TABLE 4-5 Current Problems of Trauma Systems
One effort that has been developed recently is the Consultations for Trauma Systems document and accompanying process developed by the ACSCOT.12 It follows previous efforts to develop trauma systems and the original Model Trauma System Care Plan.108 The consultation provides two unique services: (1) an exceptional and experienced team enables examination and a knowledgeable perspective to optimize hospital and community trauma resources and (2) the consultant team brings the credibility of the ACSCOT to hospitals developing a trauma center. A more recent effort has led to the Model Trauma System Planning and Evaluation Program developed in collaboration with the HRSA of the U.S. Department of Health and Human Services.7 This is the most comprehensive tool available to help develop regional trauma systems.

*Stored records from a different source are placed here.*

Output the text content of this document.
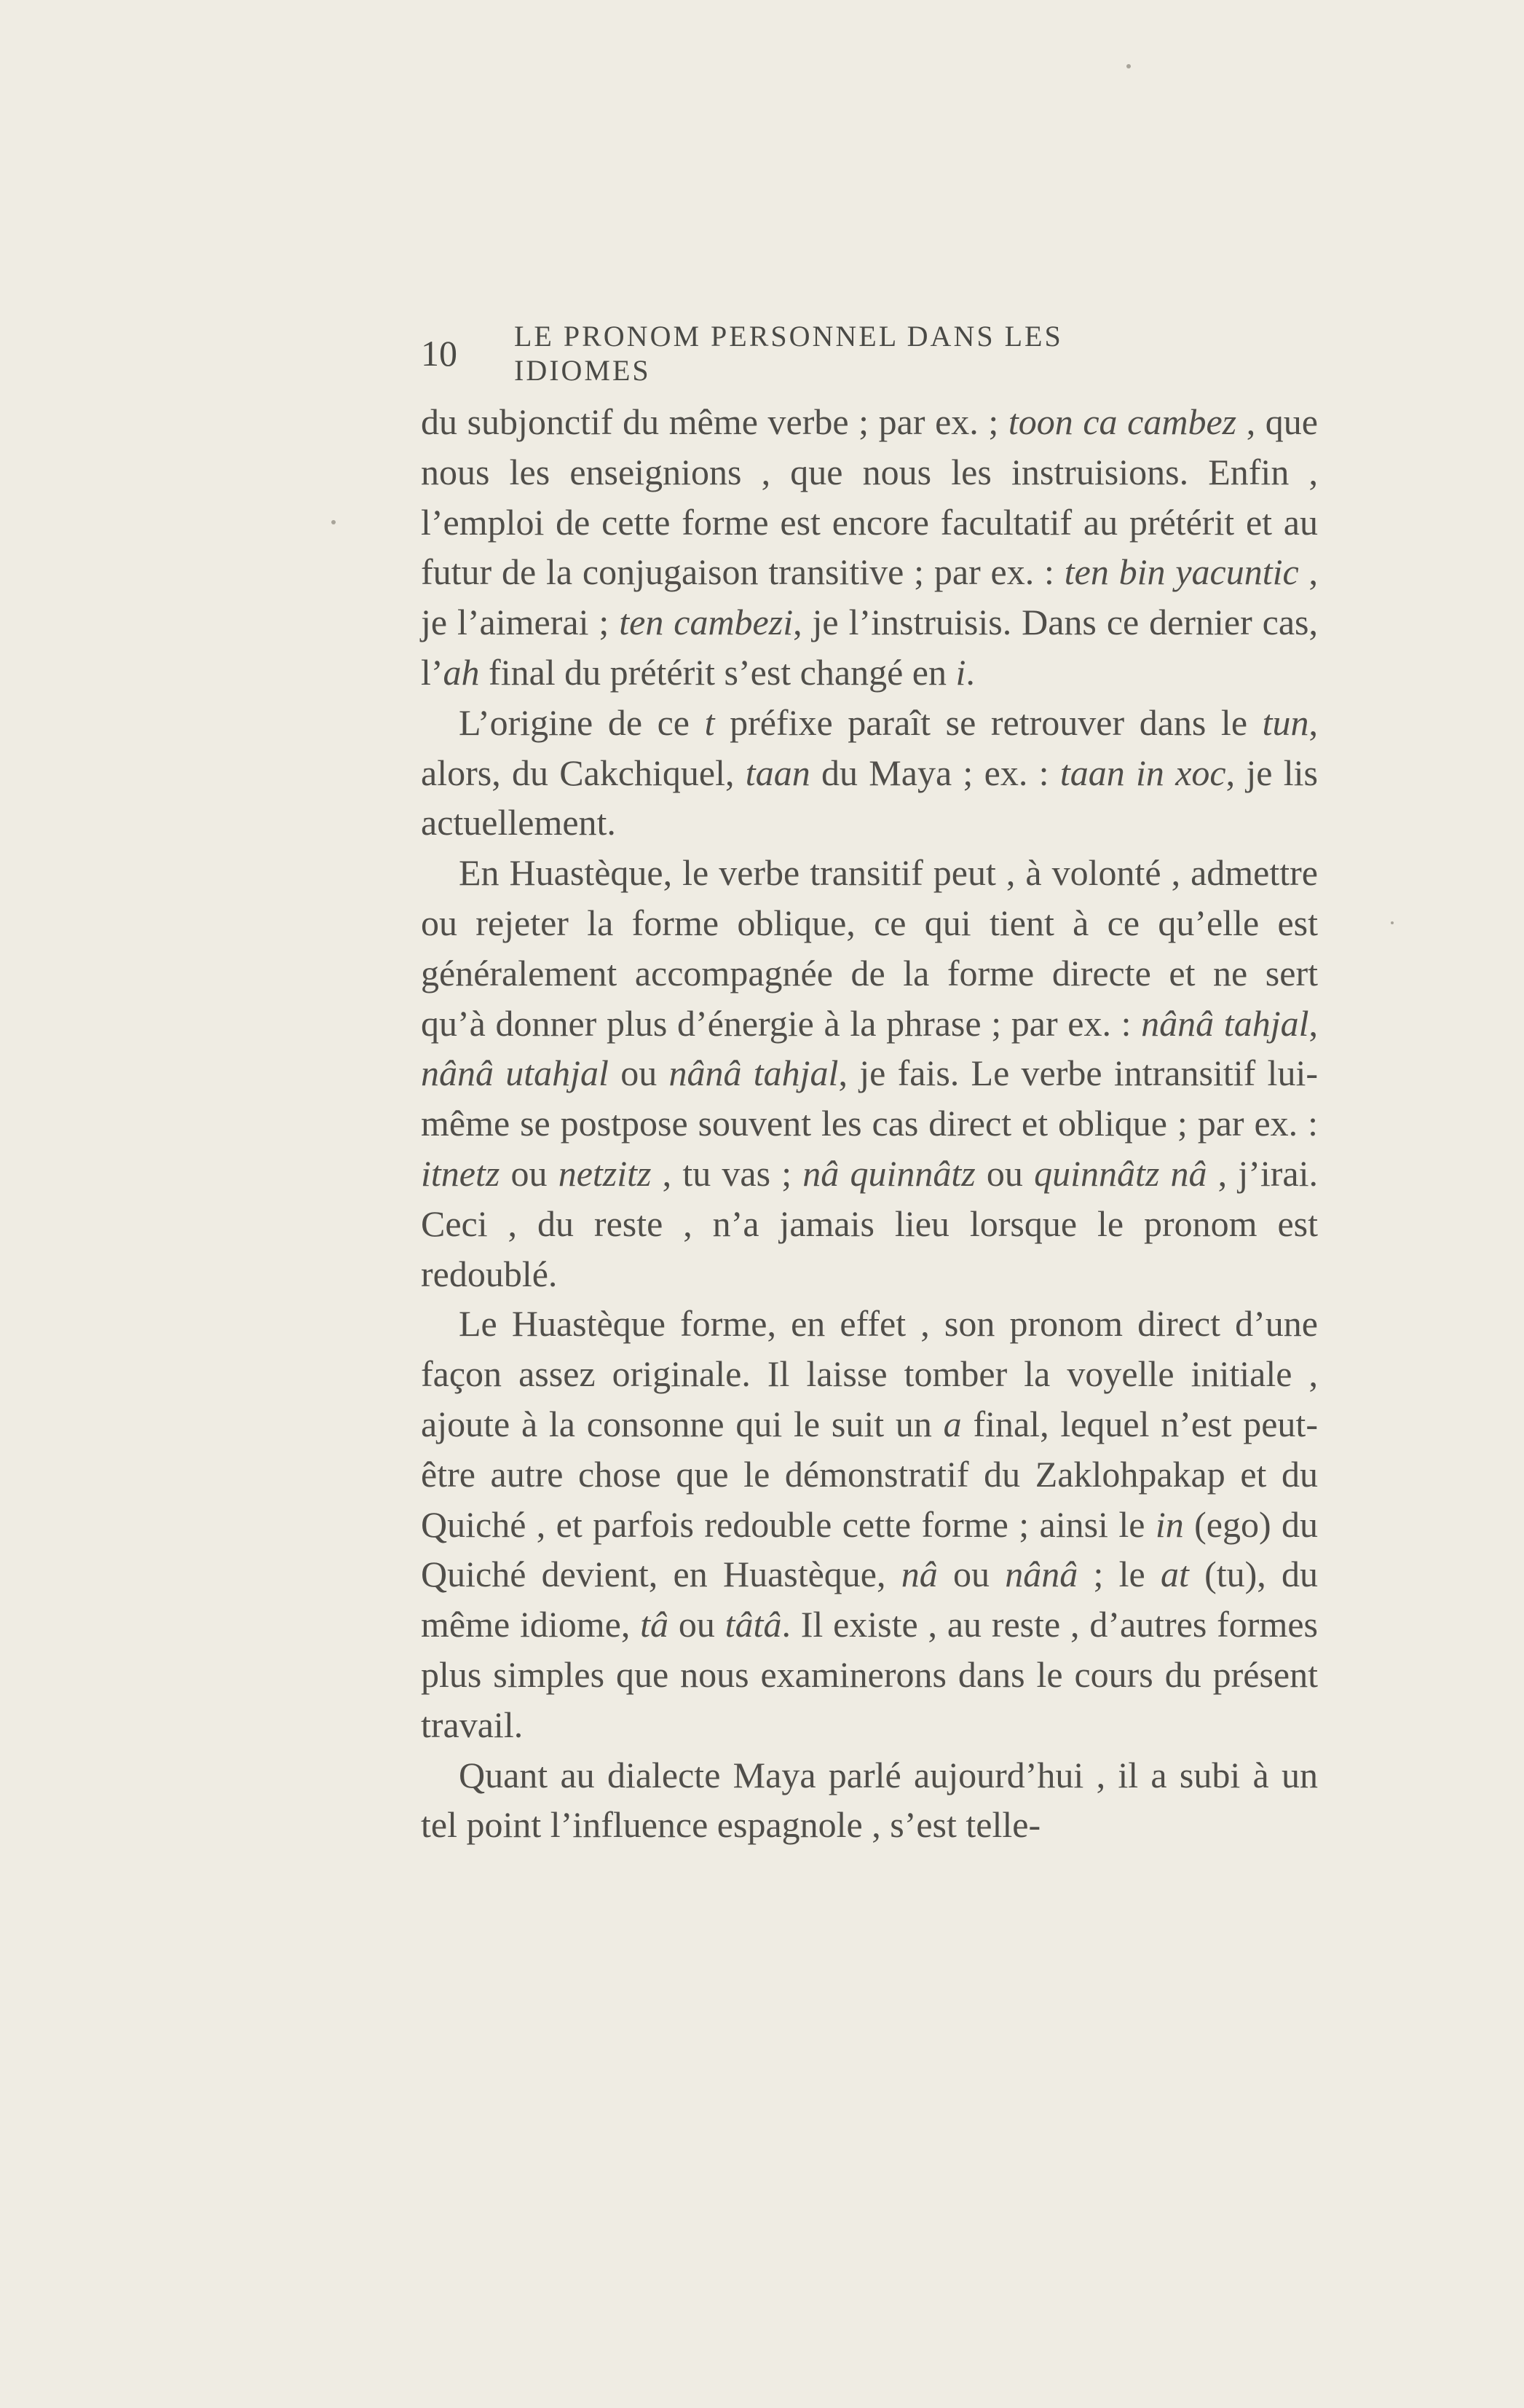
10 LE PRONOM PERSONNEL DANS LES IDIOMES

du subjonctif du même verbe ; par ex. ; toon ca cambez , que nous les enseignions , que nous les instruisions. Enfin , l’emploi de cette forme est encore facultatif au prétérit et au futur de la conjugaison transitive ; par ex. : ten bin yacuntic , je l’aimerai ; ten cambezi, je l’instruisis. Dans ce dernier cas, l’ah final du prétérit s’est changé en i.

L’origine de ce t préfixe paraît se retrouver dans le tun, alors, du Cakchiquel, taan du Maya ; ex. : taan in xoc, je lis actuellement.

En Huastèque, le verbe transitif peut , à volonté , admettre ou rejeter la forme oblique, ce qui tient à ce qu’elle est généralement accompagnée de la forme directe et ne sert qu’à donner plus d’énergie à la phrase ; par ex. : nânâ tahjal, nânâ utahjal ou nânâ tahjal, je fais. Le verbe intransitif lui-même se postpose souvent les cas direct et oblique ; par ex. : itnetz ou netzitz , tu vas ; nâ quinnâtz ou quinnâtz nâ , j’irai. Ceci , du reste , n’a jamais lieu lorsque le pronom est redoublé.

Le Huastèque forme, en effet , son pronom direct d’une façon assez originale. Il laisse tomber la voyelle initiale , ajoute à la consonne qui le suit un a final, lequel n’est peut-être autre chose que le démonstratif du Zaklohpakap et du Quiché , et parfois redouble cette forme ; ainsi le in (ego) du Quiché devient, en Huastèque, nâ ou nânâ ; le at (tu), du même idiome, tâ ou tâtâ. Il existe , au reste , d’autres formes plus simples que nous examinerons dans le cours du présent travail.

Quant au dialecte Maya parlé aujourd’hui , il a subi à un tel point l’influence espagnole , s’est telle-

As important is the issue related to the ideal number of trauma centers needed in an organized system. Many states with organized trauma systems, as well as many counties with developed trauma systems, have not performed a needs assessment prior to the implementation of the system. Similar to other fields of surgery and medicine, data suggest that the patient volume correlates with outcomes. Severely injured patients should be treated at high-volume trauma centers within a community, and the number of Level I trauma centers should be based on a needs assessment. Limiting the number of trauma centers and “concentrating” the experience of managing severely injured patients in Level I trauma centers improves outcomes, reduces costs, improves efficiency, facilitates transfers, and enhances education and research.3,5,109
Despite the realization that trauma systems reduce morbidity and mortality, there remain several barriers to full implementation. A trauma system agenda for the future has been recently written and endorsed as a template for going forward. Critical elements are defined in Table 4-6. It is imagined that trauma systems when fully implemented will enhance community health through an organized system of injury prevention, acute care, and rehabilitation that is fully integrated into the public health system of a community. In addition to addressing the daily demands of trauma, it will form the basis for disaster preparedness and possess the distinct ability to identify risk factors and early interventions to prevent injuries in a community while integrating a delivery of optimal resources for patients who ultimately need acute trauma care.
TABLE 4-6 Critical Targets for Future Trauma System Development
The availability of federal dollars to assist in the development of trauma systems will be essential. At the same time, a developing consensus to build trauma systems that do not cover designated trauma centers yet meet the needs of all components of the trauma patient will be equally critical. The biggest challenge in the future will be the implementation of what we already know how to do. Developing the political and public will to do so remains the challenge before us.